THE RECENT REPORTS in the Labor Press by Don McIntosh on the problems of Amalgamated Transit Union Local 757 with Canadian transit giant Laidlaw Inc. brings to mind this thought: If Laidlaw tried to use in Canada the same labor relations tactics it has employed in the United States, it would quickly run afoul of Canada's much tougher labor laws. Another thought: Perhaps the U.S. needs a law which permits seizure by the U.S. or any state of assets of foreign-owned companies that thumb their noses at American labor and environmental laws.
TRI-MET, the Portland metro area's state-established mass transit system, has hired Laidlaw's former Chicago area general manager as executive director of operations. Why?

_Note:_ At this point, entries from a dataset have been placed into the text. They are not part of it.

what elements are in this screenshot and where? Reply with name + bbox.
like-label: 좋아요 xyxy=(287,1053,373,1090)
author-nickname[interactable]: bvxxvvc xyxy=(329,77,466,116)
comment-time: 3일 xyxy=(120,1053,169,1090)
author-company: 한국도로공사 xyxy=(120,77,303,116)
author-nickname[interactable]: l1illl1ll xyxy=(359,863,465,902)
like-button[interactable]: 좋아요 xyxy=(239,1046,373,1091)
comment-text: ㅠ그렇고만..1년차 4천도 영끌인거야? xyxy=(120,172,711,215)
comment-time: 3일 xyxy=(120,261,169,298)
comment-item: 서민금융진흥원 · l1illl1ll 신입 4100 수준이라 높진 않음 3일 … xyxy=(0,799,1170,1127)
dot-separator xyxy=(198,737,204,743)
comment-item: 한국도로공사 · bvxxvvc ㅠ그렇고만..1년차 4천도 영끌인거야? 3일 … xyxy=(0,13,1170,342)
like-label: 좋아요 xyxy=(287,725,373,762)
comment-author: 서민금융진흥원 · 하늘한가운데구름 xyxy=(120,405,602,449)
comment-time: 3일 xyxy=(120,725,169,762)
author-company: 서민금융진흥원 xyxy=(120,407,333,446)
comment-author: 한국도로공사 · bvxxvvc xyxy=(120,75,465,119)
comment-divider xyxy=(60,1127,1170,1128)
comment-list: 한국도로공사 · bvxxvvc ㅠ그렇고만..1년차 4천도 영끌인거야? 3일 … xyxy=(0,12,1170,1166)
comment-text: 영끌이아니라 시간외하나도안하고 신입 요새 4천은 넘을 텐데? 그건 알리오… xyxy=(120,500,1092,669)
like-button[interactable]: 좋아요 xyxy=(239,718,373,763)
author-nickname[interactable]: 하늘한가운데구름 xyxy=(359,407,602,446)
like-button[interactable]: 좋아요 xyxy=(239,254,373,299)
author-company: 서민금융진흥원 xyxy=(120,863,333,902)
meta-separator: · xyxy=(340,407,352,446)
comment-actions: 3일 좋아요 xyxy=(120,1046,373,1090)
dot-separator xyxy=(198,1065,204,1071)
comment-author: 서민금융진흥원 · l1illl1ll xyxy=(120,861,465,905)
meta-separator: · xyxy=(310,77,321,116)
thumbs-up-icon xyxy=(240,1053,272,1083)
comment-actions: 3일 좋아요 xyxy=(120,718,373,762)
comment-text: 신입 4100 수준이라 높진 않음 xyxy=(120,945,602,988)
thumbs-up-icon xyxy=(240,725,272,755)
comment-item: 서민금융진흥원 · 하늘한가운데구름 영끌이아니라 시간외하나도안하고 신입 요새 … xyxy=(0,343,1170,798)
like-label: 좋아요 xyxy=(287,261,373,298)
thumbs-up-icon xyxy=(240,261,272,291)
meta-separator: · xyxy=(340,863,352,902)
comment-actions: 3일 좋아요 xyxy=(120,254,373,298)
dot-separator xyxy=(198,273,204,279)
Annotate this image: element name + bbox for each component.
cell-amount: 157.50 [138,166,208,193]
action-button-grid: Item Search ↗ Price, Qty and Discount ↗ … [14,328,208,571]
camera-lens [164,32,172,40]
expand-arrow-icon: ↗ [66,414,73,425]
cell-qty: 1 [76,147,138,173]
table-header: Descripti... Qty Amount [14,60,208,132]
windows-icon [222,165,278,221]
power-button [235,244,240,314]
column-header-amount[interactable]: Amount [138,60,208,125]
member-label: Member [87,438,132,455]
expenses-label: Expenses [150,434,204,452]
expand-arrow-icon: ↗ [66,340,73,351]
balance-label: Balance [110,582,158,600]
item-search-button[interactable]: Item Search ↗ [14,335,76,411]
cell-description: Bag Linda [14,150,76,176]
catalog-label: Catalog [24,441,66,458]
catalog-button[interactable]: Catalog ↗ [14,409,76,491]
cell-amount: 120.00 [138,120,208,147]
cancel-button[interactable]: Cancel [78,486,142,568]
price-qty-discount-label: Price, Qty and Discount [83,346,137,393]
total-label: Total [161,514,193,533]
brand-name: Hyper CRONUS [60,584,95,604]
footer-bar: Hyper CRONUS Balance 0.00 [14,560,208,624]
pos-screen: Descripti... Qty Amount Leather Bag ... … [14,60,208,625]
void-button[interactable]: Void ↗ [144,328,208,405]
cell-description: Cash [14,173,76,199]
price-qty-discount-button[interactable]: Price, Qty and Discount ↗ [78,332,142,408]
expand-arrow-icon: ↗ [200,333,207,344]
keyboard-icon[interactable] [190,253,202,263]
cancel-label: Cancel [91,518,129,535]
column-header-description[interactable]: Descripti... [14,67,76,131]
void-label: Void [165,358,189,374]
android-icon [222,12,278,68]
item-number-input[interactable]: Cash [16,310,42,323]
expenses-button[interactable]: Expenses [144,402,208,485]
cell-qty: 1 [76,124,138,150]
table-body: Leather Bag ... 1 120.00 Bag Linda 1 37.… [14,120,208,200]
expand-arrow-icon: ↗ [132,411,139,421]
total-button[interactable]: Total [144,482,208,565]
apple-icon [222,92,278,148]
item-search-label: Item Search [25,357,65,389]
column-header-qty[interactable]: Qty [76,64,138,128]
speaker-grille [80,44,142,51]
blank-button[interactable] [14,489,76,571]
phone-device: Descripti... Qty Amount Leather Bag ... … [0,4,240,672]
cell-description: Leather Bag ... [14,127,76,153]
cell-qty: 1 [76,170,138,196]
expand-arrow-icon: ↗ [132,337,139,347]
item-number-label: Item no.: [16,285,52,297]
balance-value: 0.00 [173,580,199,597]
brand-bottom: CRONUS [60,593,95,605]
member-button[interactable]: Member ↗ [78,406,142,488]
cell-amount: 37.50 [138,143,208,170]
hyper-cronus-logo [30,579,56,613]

TRENT (VACANT) LOTT, one of the backward state of Mississippi's contributions to the United States Congress, has said he worries about the cost to the federal government of President Bill Clinton's proposal to provide prescription drugs to Americans on Medicare. The Republican majority leader in the Senate ought to be told that some of us worry about the cost to taxpayers of the extensive and expensive health insurance coverage, including prescription drugs, dental care, eyeglasses and Viagra, provided to Lott and other members of Congress. Some of us also worry about the cost to taxpayers of the unconscionably high pensions which senators and representatives have bestowed on themselves. And some of us worry about the reported ties of Lott and one or two other Southern lawmakers to white supremacist Dixie whackos. Lott has, of course, denied that he's in bed with the white sheets. (For the record, Lott and his redneck buddies have among the worst voting records in Congress on labor issues, according to the AFL-CIO's scorecard.)